Firma Sahibi ve Uçuş Sorumluluğu

Öte yandan, olayla ilgili önemli bir başka isim olan firma sahibi Fevzi A., yaptığı açıklamada, şirketin yetki alanlarının uçak bakımı, sigorta ve pilot lisans işlemleri olduğunu vurguladı. “Her ne kadar olay eğitim amaçlı uçuş olarak lanse edilse de, aslında bu uçuş tecrübe amaçlıdır. Uçuşu gerçekleştiren pilotun yanında bulunan emniyet pilotu, olası bir durumda müdahale etmekle görevlidir. Uçuşları planlayan ve sorumlu tutulan kişi, teknik ve bakım işlemlerini yürüten teknisyenler değil, ayrıca, uçuş günü, pilotlar ve teknik ekip arasında koordinasyonu sağlayan sorumlu kişiler bulunmaktadır” dedi.

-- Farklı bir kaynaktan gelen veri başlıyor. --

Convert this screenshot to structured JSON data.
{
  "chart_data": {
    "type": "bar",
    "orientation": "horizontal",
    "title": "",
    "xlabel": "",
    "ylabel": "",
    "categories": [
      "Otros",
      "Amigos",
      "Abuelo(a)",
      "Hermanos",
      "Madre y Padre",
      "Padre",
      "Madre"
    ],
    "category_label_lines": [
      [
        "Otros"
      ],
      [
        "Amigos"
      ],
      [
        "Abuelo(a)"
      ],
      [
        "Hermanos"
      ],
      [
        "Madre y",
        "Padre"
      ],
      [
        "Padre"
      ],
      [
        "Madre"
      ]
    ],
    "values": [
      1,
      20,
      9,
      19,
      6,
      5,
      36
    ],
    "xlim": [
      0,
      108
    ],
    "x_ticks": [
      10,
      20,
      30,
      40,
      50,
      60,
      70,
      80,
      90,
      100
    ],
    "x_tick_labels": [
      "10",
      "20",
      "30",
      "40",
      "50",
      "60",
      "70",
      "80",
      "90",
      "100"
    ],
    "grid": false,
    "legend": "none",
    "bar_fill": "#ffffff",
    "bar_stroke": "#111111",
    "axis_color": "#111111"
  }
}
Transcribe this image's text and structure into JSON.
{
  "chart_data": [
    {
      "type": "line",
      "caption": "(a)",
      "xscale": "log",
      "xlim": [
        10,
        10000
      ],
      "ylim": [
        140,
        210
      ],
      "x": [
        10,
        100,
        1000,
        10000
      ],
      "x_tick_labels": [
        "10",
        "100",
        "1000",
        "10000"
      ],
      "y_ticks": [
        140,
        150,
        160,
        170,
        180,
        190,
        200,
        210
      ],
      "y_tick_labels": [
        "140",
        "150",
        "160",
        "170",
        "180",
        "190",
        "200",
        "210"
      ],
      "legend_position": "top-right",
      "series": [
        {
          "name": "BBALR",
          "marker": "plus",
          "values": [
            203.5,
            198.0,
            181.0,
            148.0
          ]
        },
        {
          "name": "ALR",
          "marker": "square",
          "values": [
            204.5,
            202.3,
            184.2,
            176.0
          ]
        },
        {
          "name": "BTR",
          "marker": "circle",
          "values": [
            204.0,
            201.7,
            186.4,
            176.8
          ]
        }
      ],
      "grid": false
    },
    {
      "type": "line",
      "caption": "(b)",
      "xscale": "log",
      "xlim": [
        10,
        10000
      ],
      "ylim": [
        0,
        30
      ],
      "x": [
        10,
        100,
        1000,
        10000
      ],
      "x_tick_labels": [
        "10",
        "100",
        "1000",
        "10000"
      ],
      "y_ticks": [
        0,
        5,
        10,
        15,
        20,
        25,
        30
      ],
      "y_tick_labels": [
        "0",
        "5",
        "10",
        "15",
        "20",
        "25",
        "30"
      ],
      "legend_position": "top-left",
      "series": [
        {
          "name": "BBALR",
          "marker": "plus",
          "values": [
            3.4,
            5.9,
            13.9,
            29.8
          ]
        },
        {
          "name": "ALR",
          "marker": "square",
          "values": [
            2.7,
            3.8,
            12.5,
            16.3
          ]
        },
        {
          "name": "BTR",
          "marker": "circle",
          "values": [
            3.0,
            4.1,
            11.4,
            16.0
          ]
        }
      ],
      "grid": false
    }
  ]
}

Fevzi A., olay sırasında uçuşun planlamasında değişiklik yapıldığını ve, Selim P.’nin yerine Furkan Otkum’un uçuşa yazıldığını, bunun kendisine sonradan bildirildiğini açıkladı. Ayrıca, kazanın pilotaj hatası nedeniyle gerçekleştiğine inandığını ve uçuş sırasında yeterli hız ulaşılmadan dönüş yapıldığını belirterek, “Kaza sonrası elde edilen görüntüler, dönüş sırasında yeterli hızın sağlanmadığını göstermektedir. Bu, pilotaj hatasıdır. Ayrıca, bakımda ihmal iddialarını da reddediyorum” diye ekledi.

Olay Sonrası ve Bilirkişi Raporları

Olaydan sonra, kazada hayatını kaybeden pilotların yakınları, uçak bakımında eksiklikler olduğunu öne sürerek şikayetçi oldular. Gelen bilirkişi raporunda, şirket sahibi Fevzi A. ile pilotlar Murat Avşar ve Furkan Otkum’un temel kusurlu olduğu, BURULAŞ yetkilisi Cüneyt A. ve teknisyen Mustafa K.’nin ise tali kusurlu olduğu belirtildi. Raporda, uçuş kayıtlarının tutulmadığı, uçak bakımında ihmal ve kusurların olduğu, pilotların sigortasız çalıştırıldığı ve uçuş sırasında çeşitli teknik ihmal ve kusurların bulunduğu 20’den fazla maddede ortaya kondu.

Gözlemler ve Hukuki Değerlendirmeler

İşte, avukat Cem Atlı, yaptığı açıklamada, “Göz göre göre pilotların ölümüne neden olan bu olayda, yük kontrolü yapmama gibi temel bir kusur tek başına bile kazanın oluşmasına neden olmuş olabilir. Uçağın toplam taşıma kapasitesi 580 kilogramdır. Ancak, boş ağırlık 380 kilo, pilotların toplam ağırlığı 197 kilo ve yakıt yaklaşık 75 kilogramdır. Bu durumda, uçak zaten kalkış yapmamalıdır; kalkış izni verilmiş olsa bile, uçuşun sorumluluğu ve güvenliği ciddi anlamda sorgulanmalıdır. Bu olay, sadece taksir değil, olası kast ve bilinçli taksirin de söz konusu olabileceği bir durumdur” şeklinde konuştu. Ayrıca, mahkemenin, bazı sanıkların dinlenmesine ve eksikliklerin giderilmesine karar verdiği öğrenildi.